One of the major stories currently making news has to do with contested sexual assault allegations. Recently, Rolling Stone Magazine did a feature story about a young woman identified as “Jackie,” who is or was a student at the University of Virginia. She alleged in an interview that she had been gang raped by a group of men in a fraternity house.
Since the story was published, there have been numerous rebuttals from others involved or associated with the alleged incident. Sadly, Rolling Stone has failed to stand by the article and many are now claiming that the whole incident may have been a hoax or some sort of cry for attention.

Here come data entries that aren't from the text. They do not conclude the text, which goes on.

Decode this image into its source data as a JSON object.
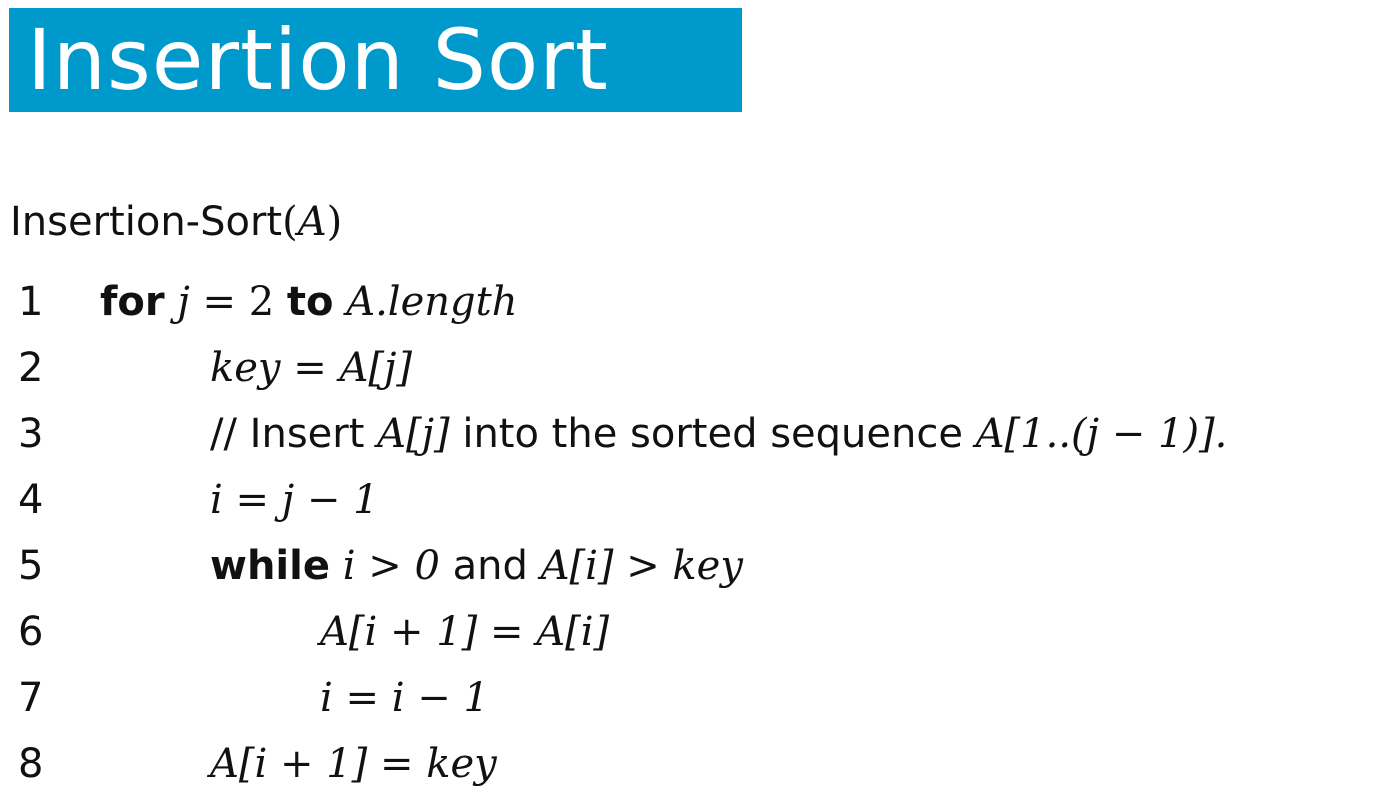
{
  "title": "Insertion Sort",
  "procedure": {
    "name": "Insertion-Sort",
    "param": "A"
  },
  "lines": [
    {
      "number": "1",
      "kw1": "for",
      "var": "j",
      "op": "=",
      "start": "2",
      "kw2": "to",
      "target": "A.length"
    },
    {
      "number": "2",
      "lhs": "key",
      "op": "=",
      "rhs": "A[j]"
    },
    {
      "number": "3",
      "comment_prefix": "// Insert",
      "expr1": "A[j]",
      "text": "into the sorted sequence",
      "expr2": "A[1..(j − 1)]."
    },
    {
      "number": "4",
      "lhs": "i",
      "op": "=",
      "rhs": "j − 1"
    },
    {
      "number": "5",
      "kw": "while",
      "cond1": "i > 0",
      "and": "and",
      "cond2": "A[i] > key"
    },
    {
      "number": "6",
      "lhs": "A[i + 1]",
      "op": "=",
      "rhs": "A[i]"
    },
    {
      "number": "7",
      "lhs": "i",
      "op": "=",
      "rhs": "i − 1"
    },
    {
      "number": "8",
      "lhs": "A[i + 1]",
      "op": "=",
      "rhs": "key"
    }
  ],
  "colors": {
    "title_background": "#0099cc",
    "title_text": "#ffffff"
  }
}
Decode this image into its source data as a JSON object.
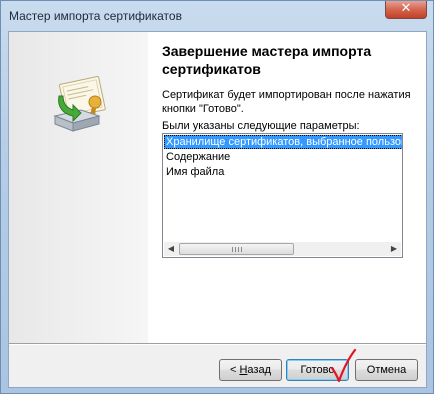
{
  "window": {
    "title": "Мастер импорта сертификатов"
  },
  "icons": {
    "close": "close-icon",
    "certificate": "certificate-import-icon",
    "checkmark": "red-checkmark-annotation"
  },
  "page": {
    "title": "Завершение мастера импорта сертификатов",
    "info": "Сертификат будет импортирован после нажатия кнопки \"Готово\".",
    "params_label": "Были указаны следующие параметры:"
  },
  "params": {
    "items": [
      "Хранилище сертификатов, выбранное пользователем",
      "Содержание",
      "Имя файла"
    ],
    "selected_index": 0
  },
  "buttons": {
    "back_prefix": "< ",
    "back_underlined": "Н",
    "back_rest": "азад",
    "finish": "Готово",
    "cancel": "Отмена"
  },
  "colors": {
    "selection": "#3399ff",
    "annotation": "#e4141f",
    "close": "#c24128"
  }
}
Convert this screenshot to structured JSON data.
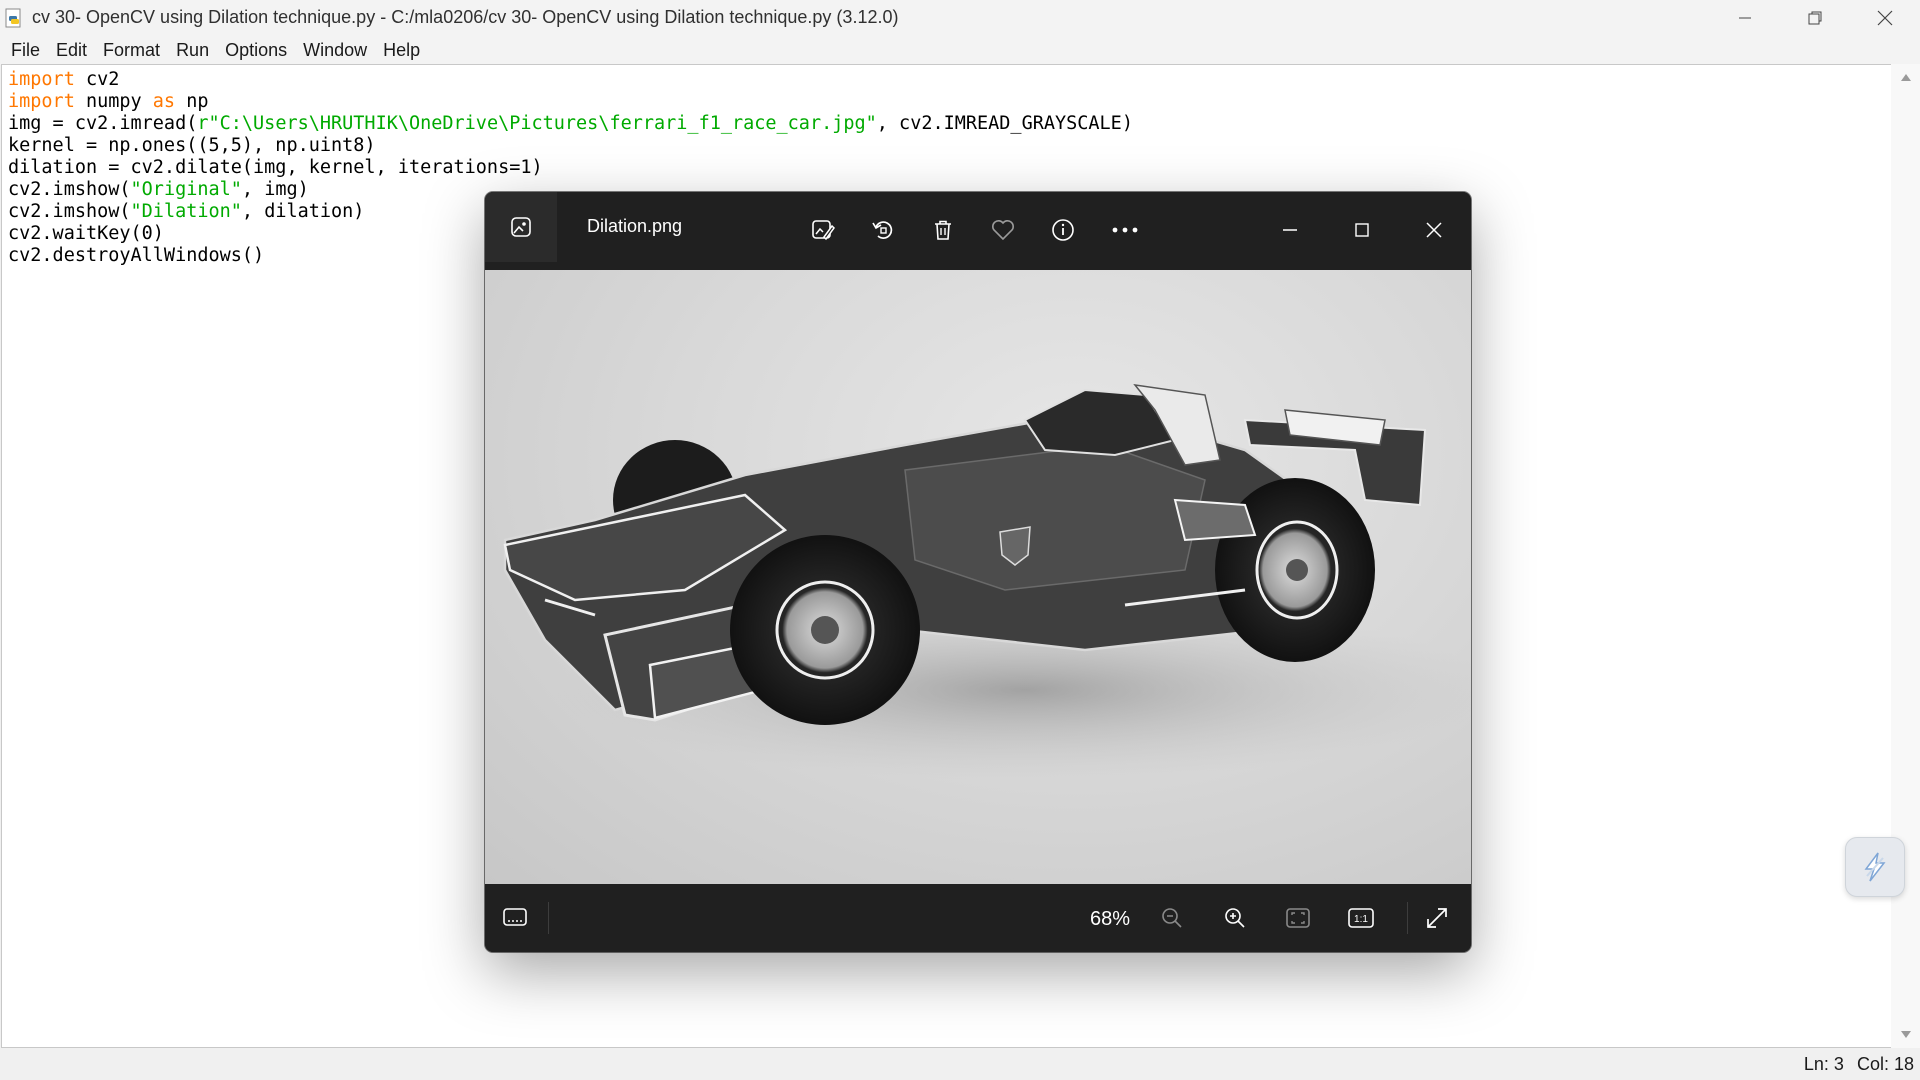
{
  "window": {
    "title": "cv 30- OpenCV using Dilation technique.py - C:/mla0206/cv 30- OpenCV using Dilation technique.py (3.12.0)"
  },
  "menu": [
    "File",
    "Edit",
    "Format",
    "Run",
    "Options",
    "Window",
    "Help"
  ],
  "code_lines": [
    [
      {
        "t": "import",
        "c": "kw"
      },
      {
        "t": " cv2",
        "c": ""
      }
    ],
    [
      {
        "t": "import",
        "c": "kw"
      },
      {
        "t": " numpy ",
        "c": ""
      },
      {
        "t": "as",
        "c": "kw"
      },
      {
        "t": " np",
        "c": ""
      }
    ],
    [
      {
        "t": "img = cv2.imread(",
        "c": ""
      },
      {
        "t": "r\"C:\\Users\\HRUTHIK\\OneDrive\\Pictures\\ferrari_f1_race_car.jpg\"",
        "c": "str"
      },
      {
        "t": ", cv2.IMREAD_GRAYSCALE)",
        "c": ""
      }
    ],
    [
      {
        "t": "kernel = np.ones((5,5), np.uint8)",
        "c": ""
      }
    ],
    [
      {
        "t": "dilation = cv2.dilate(img, kernel, iterations=1)",
        "c": ""
      }
    ],
    [
      {
        "t": "cv2.imshow(",
        "c": ""
      },
      {
        "t": "\"Original\"",
        "c": "str"
      },
      {
        "t": ", img)",
        "c": ""
      }
    ],
    [
      {
        "t": "cv2.imshow(",
        "c": ""
      },
      {
        "t": "\"Dilation\"",
        "c": "str"
      },
      {
        "t": ", dilation)",
        "c": ""
      }
    ],
    [
      {
        "t": "cv2.waitKey(0)",
        "c": ""
      }
    ],
    [
      {
        "t": "cv2.destroyAllWindows()",
        "c": ""
      }
    ]
  ],
  "status": {
    "line": "Ln: 3",
    "col": "Col: 18"
  },
  "viewer": {
    "filename": "Dilation.png",
    "zoom": "68%",
    "fit_label": "1:1",
    "image_description_icon": "race-car-photo"
  },
  "colors": {
    "keyword": "#ff7700",
    "string": "#00aa00",
    "viewer_bg": "#202020"
  }
}
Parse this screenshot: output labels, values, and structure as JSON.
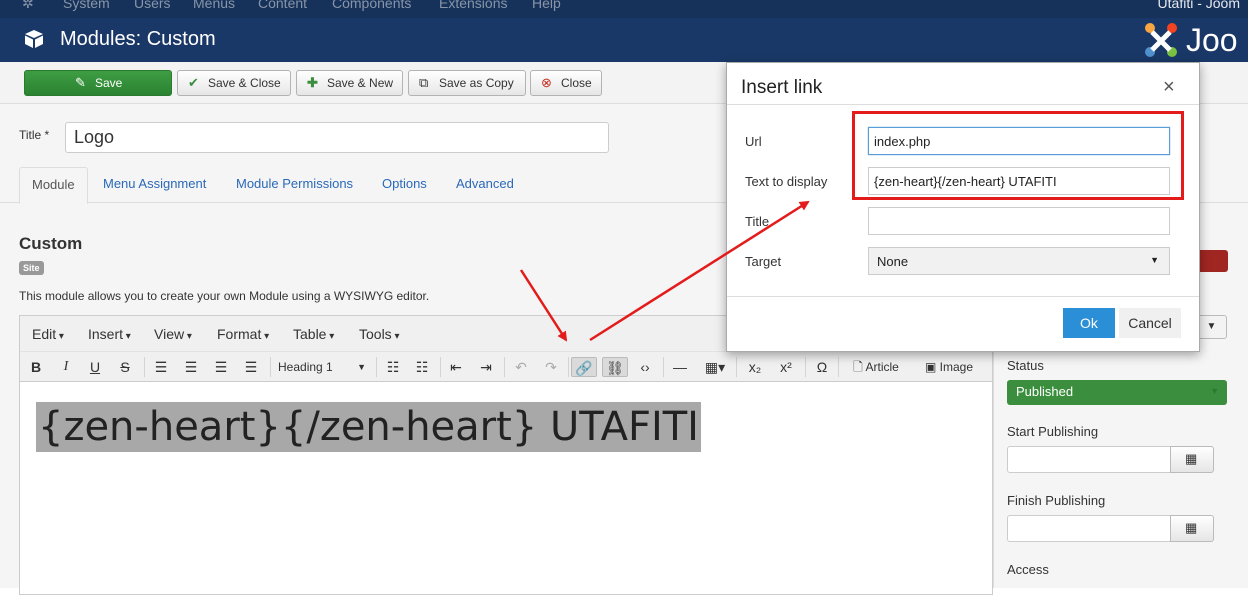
{
  "system_bar": {
    "items": [
      "System",
      "Users",
      "Menus",
      "Content",
      "Components",
      "Extensions",
      "Help"
    ],
    "site_name": "Utafiti - Joom"
  },
  "title_bar": {
    "title": "Modules: Custom",
    "logo_text": "Joo"
  },
  "toolbar": {
    "save": "Save",
    "save_close": "Save & Close",
    "save_new": "Save & New",
    "save_copy": "Save as Copy",
    "close": "Close"
  },
  "form": {
    "title_label": "Title *",
    "title_value": "Logo",
    "tabs": [
      "Module",
      "Menu Assignment",
      "Module Permissions",
      "Options",
      "Advanced"
    ],
    "heading": "Custom",
    "badge": "Site",
    "description": "This module allows you to create your own Module using a WYSIWYG editor."
  },
  "editor": {
    "menus": [
      "Edit",
      "Insert",
      "View",
      "Format",
      "Table",
      "Tools"
    ],
    "block_format": "Heading 1",
    "article_btn": "Article",
    "image_btn": "Image",
    "content": "{zen-heart}{/zen-heart} UTAFITI"
  },
  "sidebar": {
    "status_label": "Status",
    "status_value": "Published",
    "start_label": "Start Publishing",
    "finish_label": "Finish Publishing",
    "access_label": "Access"
  },
  "modal": {
    "title": "Insert link",
    "close": "×",
    "url_label": "Url",
    "url_value": "index.php",
    "text_label": "Text to display",
    "text_value": "{zen-heart}{/zen-heart} UTAFITI",
    "title_label": "Title",
    "title_value": "",
    "target_label": "Target",
    "target_value": "None",
    "ok": "Ok",
    "cancel": "Cancel"
  },
  "colors": {
    "header": "#1a3867",
    "save_green": "#2b8331",
    "ok_blue": "#2a8fd6",
    "annotation_red": "#e31b1b"
  }
}
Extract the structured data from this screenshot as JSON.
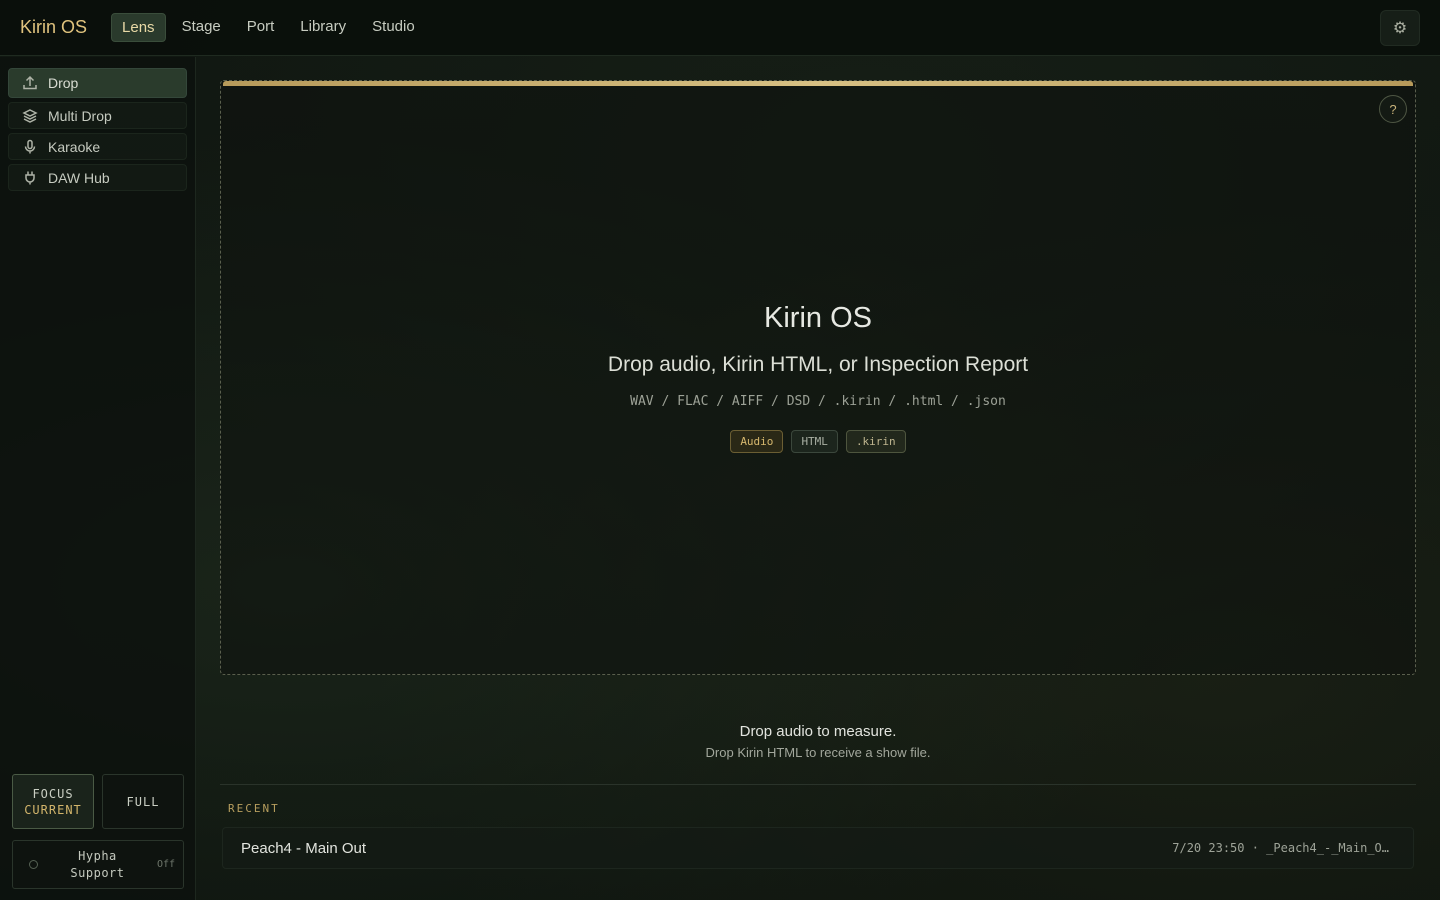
{
  "app": {
    "brand": "Kirin OS"
  },
  "nav": {
    "tabs": [
      {
        "label": "Lens",
        "active": true
      },
      {
        "label": "Stage"
      },
      {
        "label": "Port"
      },
      {
        "label": "Library"
      },
      {
        "label": "Studio"
      }
    ],
    "settings_icon": "gear-icon"
  },
  "sidebar": {
    "items": [
      {
        "label": "Drop",
        "icon": "upload-icon",
        "active": true
      },
      {
        "label": "Multi Drop",
        "icon": "layers-icon"
      },
      {
        "label": "Karaoke",
        "icon": "microphone-icon"
      },
      {
        "label": "DAW Hub",
        "icon": "plug-icon"
      }
    ],
    "modes": {
      "focus_label": "FOCUS",
      "focus_sub": "CURRENT",
      "full_label": "FULL"
    },
    "hypha": {
      "label_line1": "Hypha",
      "label_line2": "Support",
      "state": "Off"
    }
  },
  "dropzone": {
    "title": "Kirin OS",
    "subtitle": "Drop audio, Kirin HTML, or Inspection Report",
    "formats": "WAV / FLAC / AIFF / DSD / .kirin / .html / .json",
    "chips": [
      "Audio",
      "HTML",
      ".kirin"
    ],
    "help": "?"
  },
  "hints": {
    "main": "Drop audio to measure.",
    "sub": "Drop Kirin HTML to receive a show file."
  },
  "recent": {
    "heading": "RECENT",
    "items": [
      {
        "name": "Peach4 - Main Out",
        "meta": "7/20  23:50  ·  _Peach4_-_Main_O…"
      }
    ]
  },
  "colors": {
    "accent_gold": "#d8c184",
    "active_green": "#2a3b2c",
    "background": "#0f1510"
  }
}
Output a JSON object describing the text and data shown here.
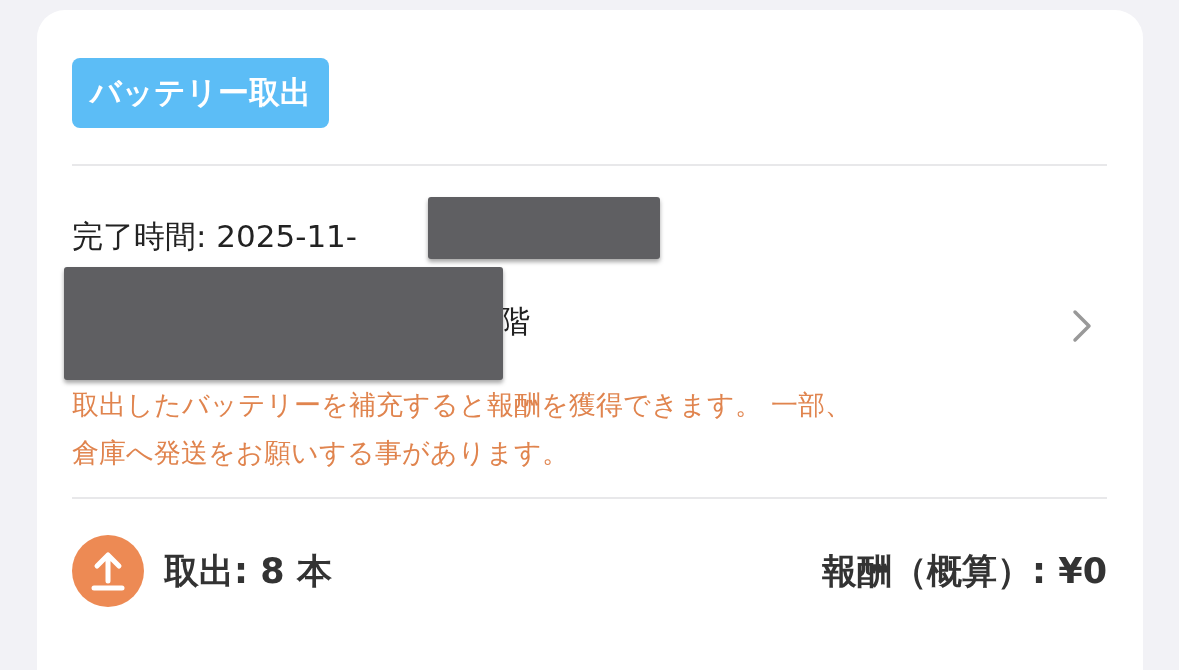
{
  "badge": "バッテリー取出",
  "completion": "完了時間: 2025-11-",
  "address": "階",
  "note_lines": [
    "取出したバッテリーを補充すると報酬を獲得できます。 一部、",
    "倉庫へ発送をお願いする事があります。"
  ],
  "pickup": "取出: 8 本",
  "reward": "報酬（概算）: ¥0"
}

The rebuttals focus on certain details provided by Jackie about the incident. Her memory of the experience may not be entirely accurate, but that should not discredit her or other victims. In fact, hazy recall is commonplace when a sexual abuse victim seeks to cope with the trauma of what they experienced.
Humans are evolutionarily hard-wired to remember trauma. Anything that is a serious threat to our survival needs to be remembered so that it can be avoided in the future. This is why traumatic memories can viscerally resurface years or even decades later without warning and without volitional control.
At the same time, however, our brains are also hardwired to cope with extreme stress. During a traumatic event, the brain may release a flood of certain hormones to help the victim cope with both physical and emotional pain.
One psychologist explains: “The brain is trying to lay down a memory of the trauma. The problem is that those hormones... interfere with the brain's capacity to lay down a picture perfect representation of the trauma.”
The result is that a sexual abuse victim may remember details about the most salient aspects of the threat they are facing while failing to recall other details such as what time or day it was or where the experience occurred.
Sadly, fragmented memories are often used to discredit sexual abuse victims. Police, defendants, and even family members may doubt a victim’s allegations because they either can’t remember certain details or recall them incorrectly.
Most of us may never know if Jackie’s allegations are true or false. But discrepancies in any alleged victim’s story should not be construed as evidence of lying or fabrication. Rather, we need to understand that trauma can hijack the very parts of a victim’s memories needed for skeptics to believe that she is a credible witness.